Researchers in the United Kingdom announced Thursday the launch of a clinical trial for a breathalyzer device that the company believes could be used for early cancer detection in patients.
"We urgently need to develop new tools, like this breath test, which could help to detect and diagnose cancer earlier, giving patients the best chance of surviving their disease," professor Rebecca Fitzgerald, the lead trial investigator at the Cancer Research UK Cambridge Centre, said in a news release.
Owlstone Medical has developed its non-invasive Breath Biopsy technology that's designed to help doctors detect early changes in volatile organic compounds, known as VOCs, exhaled from a patient's breath.
What are the details?
The initial two-year trial plans to recruit 1,500 patients suspected of having esophageal and stomach cancers. It plans to expand the study to include prostate, kidney, bladder, liver, and pancreatic cancers in the coming months, according to the release.
Trial participants will be asked to breathe into the breathalyzer device for 10 minutes. The device will collect VOCs, which scientists will analyze for breath-based biomarkers with aims to detect and identify various types of cancer.
Cancer cells alter metabolism even at the very earliest stage of disease, affecting the pattern of the VOCs exhaled, the release said.
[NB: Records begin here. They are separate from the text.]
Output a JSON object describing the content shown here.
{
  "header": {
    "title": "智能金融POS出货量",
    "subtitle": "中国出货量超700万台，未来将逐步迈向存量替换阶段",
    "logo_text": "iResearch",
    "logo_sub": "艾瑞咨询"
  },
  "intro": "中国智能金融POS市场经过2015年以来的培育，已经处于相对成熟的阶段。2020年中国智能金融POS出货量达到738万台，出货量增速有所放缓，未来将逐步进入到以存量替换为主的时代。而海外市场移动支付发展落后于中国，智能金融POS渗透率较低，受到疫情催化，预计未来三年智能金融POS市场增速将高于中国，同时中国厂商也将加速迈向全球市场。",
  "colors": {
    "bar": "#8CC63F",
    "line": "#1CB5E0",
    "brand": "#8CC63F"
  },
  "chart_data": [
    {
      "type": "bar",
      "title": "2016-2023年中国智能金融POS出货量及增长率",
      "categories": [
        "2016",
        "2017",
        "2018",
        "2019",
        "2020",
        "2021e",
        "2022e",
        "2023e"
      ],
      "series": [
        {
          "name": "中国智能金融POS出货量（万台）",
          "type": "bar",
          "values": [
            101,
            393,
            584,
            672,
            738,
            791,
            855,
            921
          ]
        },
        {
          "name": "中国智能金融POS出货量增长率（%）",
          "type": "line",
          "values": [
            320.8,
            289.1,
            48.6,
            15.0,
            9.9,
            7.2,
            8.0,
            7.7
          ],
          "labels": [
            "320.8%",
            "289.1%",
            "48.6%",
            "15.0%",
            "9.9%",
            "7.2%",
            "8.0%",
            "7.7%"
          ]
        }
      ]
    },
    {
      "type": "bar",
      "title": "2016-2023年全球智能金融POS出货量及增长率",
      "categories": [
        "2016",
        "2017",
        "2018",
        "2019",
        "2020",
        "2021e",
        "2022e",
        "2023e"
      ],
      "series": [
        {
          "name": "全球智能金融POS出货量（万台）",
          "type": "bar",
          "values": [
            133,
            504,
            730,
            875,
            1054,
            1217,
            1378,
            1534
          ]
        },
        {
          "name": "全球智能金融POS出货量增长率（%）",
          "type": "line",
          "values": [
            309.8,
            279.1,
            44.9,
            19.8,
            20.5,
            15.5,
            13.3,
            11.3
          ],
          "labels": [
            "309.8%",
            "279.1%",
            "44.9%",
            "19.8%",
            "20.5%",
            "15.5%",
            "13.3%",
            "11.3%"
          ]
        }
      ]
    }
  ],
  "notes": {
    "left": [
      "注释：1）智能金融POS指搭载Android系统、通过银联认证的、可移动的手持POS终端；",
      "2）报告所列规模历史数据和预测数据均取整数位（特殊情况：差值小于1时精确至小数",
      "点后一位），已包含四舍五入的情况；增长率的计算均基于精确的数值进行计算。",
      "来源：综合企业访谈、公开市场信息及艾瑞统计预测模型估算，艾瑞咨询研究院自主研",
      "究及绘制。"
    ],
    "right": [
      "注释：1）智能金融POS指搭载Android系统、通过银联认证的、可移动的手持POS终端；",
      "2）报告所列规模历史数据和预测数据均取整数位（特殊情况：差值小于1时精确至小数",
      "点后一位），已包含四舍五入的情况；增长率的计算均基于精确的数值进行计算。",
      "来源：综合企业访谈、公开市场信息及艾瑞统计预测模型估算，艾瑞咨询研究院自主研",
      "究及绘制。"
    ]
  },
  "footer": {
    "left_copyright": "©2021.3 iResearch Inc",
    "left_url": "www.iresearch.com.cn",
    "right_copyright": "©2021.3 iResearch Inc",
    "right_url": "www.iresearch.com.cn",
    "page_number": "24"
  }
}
"Through this clinical trial we hope to find signatures in breath needed to detect cancers earlier — it's the crucial next step in developing this technology," the release continued. "Owlstone Medical's Breath Biopsy technology is the first to test across multiple cancer types, potentially paving the way for a universal breath test."
Cancer is the second-leading cause of death globally, according to the World Health Organization.
Last year, WHO estimated 9.6 million deaths were attributable to cancer. Lung, colorectal, stomach, liver, and breast cancer are the most common causes of cancer death.